Andonovski also confirms that he was interviewed for the report about Christy Holly, but does not say that he ever recommended the club hire Holly.
3 p.m. ET: Portland Thorns owner/operator Merritt Paulson says he is stepping away from all Thorns-related decision making. He says that Mike Golub and Gavin Wilkinson will do the same. He does not say whether he will sell the Thorns, or step away from NWSL board governance.
3:24 a.m. ET: Portland Supporters collectively call for Mike Golub and Gavin Wilkinson to be fired, and for Merritt Paulson to sell the team. The groups say they are “suspending relations” with the club despite the upcoming NWSL and MLS playoffs.
Monday, Oct. 3
1 p.m. ET: Sally Yates’ report, one year in the making, is released. Included in it are several stories that were known previously through investigative reporting, along with many new revelations, from the knowledge that former NWSL commissioner Jeff Plush and former U.S. Soccer president Sunil Gulati had of what Paul Riley did in Portland, to the blame game multiple parties around the league played for Racing Louisville’s hiring of Christy Holly. The report features graphic descriptions of Holly’s sexual abuse of a former player.
NWSL commissioner Jessica Berman immediately issues a statement, but teams league-wide remains silent.

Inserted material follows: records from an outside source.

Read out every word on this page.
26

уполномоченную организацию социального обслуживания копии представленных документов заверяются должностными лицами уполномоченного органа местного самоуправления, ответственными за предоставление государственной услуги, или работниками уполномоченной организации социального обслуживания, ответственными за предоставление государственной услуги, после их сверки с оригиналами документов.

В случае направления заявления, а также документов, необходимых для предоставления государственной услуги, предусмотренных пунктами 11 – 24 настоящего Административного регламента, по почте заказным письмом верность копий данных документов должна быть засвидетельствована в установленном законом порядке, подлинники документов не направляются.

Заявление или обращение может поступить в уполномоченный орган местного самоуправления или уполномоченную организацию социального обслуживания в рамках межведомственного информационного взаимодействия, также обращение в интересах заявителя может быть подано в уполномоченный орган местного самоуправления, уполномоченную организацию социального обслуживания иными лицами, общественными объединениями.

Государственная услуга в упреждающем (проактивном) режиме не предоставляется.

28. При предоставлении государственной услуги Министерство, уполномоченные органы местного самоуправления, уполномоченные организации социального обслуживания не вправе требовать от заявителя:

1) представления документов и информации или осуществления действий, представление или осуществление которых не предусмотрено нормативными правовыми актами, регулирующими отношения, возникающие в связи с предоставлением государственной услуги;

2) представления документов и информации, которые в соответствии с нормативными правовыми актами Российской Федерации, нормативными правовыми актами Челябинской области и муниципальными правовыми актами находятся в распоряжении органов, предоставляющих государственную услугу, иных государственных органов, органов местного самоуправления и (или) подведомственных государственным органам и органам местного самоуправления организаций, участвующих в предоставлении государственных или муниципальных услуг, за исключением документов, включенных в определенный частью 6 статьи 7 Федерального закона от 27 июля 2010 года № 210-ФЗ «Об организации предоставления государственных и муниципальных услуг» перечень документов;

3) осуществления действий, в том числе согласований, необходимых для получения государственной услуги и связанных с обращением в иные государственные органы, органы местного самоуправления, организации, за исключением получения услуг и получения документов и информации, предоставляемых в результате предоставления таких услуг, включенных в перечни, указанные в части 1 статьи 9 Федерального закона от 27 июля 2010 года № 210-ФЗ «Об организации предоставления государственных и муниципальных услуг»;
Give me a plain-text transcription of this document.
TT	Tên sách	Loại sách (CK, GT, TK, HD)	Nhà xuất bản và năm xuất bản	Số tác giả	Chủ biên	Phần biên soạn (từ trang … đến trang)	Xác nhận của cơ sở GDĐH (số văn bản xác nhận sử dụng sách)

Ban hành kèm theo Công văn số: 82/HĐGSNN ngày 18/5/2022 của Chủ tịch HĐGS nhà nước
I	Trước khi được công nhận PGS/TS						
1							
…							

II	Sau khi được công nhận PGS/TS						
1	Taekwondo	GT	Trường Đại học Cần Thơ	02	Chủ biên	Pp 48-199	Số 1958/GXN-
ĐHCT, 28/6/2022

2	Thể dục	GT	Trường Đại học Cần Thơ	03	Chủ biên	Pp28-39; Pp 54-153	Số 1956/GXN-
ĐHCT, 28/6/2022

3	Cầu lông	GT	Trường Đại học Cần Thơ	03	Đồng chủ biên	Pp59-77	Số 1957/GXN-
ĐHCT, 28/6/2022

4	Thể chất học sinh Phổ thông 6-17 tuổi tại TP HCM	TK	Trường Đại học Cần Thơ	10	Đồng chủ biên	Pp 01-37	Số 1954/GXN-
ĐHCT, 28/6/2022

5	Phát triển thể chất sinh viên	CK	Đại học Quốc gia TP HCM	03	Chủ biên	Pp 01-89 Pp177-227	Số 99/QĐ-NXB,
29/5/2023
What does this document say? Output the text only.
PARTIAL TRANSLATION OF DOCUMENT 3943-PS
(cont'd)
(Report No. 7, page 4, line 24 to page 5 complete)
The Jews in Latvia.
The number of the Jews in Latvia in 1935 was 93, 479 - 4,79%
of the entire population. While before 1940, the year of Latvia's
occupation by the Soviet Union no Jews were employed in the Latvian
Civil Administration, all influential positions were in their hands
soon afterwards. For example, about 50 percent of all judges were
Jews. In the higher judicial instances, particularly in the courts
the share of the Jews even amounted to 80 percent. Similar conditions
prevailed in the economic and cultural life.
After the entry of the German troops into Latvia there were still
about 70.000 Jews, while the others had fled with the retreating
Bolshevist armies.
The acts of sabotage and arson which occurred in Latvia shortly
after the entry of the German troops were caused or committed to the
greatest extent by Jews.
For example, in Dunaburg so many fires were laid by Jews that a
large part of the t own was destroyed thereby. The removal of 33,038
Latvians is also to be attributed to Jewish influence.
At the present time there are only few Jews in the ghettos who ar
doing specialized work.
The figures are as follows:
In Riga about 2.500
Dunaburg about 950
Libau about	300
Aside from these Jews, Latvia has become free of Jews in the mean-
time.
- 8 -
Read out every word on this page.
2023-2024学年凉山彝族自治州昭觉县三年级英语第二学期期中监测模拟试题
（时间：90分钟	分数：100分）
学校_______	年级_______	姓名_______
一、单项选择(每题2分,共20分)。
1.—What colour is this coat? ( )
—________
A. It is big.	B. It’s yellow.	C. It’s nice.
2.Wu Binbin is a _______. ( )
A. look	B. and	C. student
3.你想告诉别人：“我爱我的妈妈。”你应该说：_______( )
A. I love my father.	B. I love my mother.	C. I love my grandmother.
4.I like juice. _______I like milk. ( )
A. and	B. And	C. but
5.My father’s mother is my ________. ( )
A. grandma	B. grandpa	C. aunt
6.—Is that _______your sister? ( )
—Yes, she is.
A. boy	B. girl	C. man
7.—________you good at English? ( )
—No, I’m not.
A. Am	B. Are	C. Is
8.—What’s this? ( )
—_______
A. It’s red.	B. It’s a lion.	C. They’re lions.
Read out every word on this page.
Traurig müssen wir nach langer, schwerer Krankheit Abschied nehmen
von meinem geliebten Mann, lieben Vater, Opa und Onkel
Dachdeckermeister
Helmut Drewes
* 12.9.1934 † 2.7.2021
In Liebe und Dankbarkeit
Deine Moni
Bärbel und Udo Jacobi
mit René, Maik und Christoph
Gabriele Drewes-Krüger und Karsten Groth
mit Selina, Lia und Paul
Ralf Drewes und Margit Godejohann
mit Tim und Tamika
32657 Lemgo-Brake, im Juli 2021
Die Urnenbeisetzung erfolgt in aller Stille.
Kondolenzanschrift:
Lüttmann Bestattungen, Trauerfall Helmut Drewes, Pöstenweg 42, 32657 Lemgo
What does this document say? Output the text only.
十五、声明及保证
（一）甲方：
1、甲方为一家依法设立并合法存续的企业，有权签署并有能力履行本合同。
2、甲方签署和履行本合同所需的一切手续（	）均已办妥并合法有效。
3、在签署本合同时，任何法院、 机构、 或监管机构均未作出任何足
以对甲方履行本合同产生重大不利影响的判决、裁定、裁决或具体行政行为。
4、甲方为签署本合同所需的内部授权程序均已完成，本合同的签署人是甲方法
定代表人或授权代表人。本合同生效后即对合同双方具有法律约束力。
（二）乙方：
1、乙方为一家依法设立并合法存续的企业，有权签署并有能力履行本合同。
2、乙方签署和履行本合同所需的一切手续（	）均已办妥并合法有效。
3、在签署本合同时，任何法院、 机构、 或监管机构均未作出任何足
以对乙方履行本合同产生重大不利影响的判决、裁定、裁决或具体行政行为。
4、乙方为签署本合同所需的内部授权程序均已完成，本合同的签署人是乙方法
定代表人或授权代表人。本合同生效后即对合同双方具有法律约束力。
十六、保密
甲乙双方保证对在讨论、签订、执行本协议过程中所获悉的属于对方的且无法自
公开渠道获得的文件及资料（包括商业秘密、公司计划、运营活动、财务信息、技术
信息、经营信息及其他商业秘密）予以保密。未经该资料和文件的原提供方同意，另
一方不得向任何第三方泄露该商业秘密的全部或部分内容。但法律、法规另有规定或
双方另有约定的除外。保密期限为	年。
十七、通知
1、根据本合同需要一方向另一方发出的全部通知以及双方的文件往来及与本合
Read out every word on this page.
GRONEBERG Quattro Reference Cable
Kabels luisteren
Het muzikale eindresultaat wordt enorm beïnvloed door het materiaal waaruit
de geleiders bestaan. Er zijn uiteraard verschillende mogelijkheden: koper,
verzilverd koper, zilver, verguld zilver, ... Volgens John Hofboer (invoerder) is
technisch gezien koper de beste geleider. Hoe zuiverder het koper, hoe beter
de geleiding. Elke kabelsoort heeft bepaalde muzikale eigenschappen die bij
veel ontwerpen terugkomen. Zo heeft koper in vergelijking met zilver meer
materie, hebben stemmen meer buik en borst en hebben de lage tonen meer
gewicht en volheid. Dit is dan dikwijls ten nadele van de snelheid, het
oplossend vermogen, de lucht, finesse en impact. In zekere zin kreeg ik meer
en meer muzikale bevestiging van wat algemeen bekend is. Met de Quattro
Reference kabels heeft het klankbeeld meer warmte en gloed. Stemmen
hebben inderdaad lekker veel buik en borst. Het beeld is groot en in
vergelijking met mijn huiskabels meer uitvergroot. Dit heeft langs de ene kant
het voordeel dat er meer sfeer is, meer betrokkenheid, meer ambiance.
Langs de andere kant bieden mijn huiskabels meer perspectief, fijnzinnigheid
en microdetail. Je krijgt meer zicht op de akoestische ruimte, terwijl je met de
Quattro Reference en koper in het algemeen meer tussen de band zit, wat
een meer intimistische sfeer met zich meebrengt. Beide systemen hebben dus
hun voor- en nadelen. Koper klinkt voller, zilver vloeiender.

USA Curling follows with a statement that CEO Jeff Plush, who was NWSL commissioner from 2014-2017, “acted in accordance with prioritizing the safety of athletes” according to that federation’s independent investigation. Plush is cited several times in the Yates report as having known about Paul Riley’s dismissal from Portland in 2015. Plush did not reply to investigators’ requests for an interview.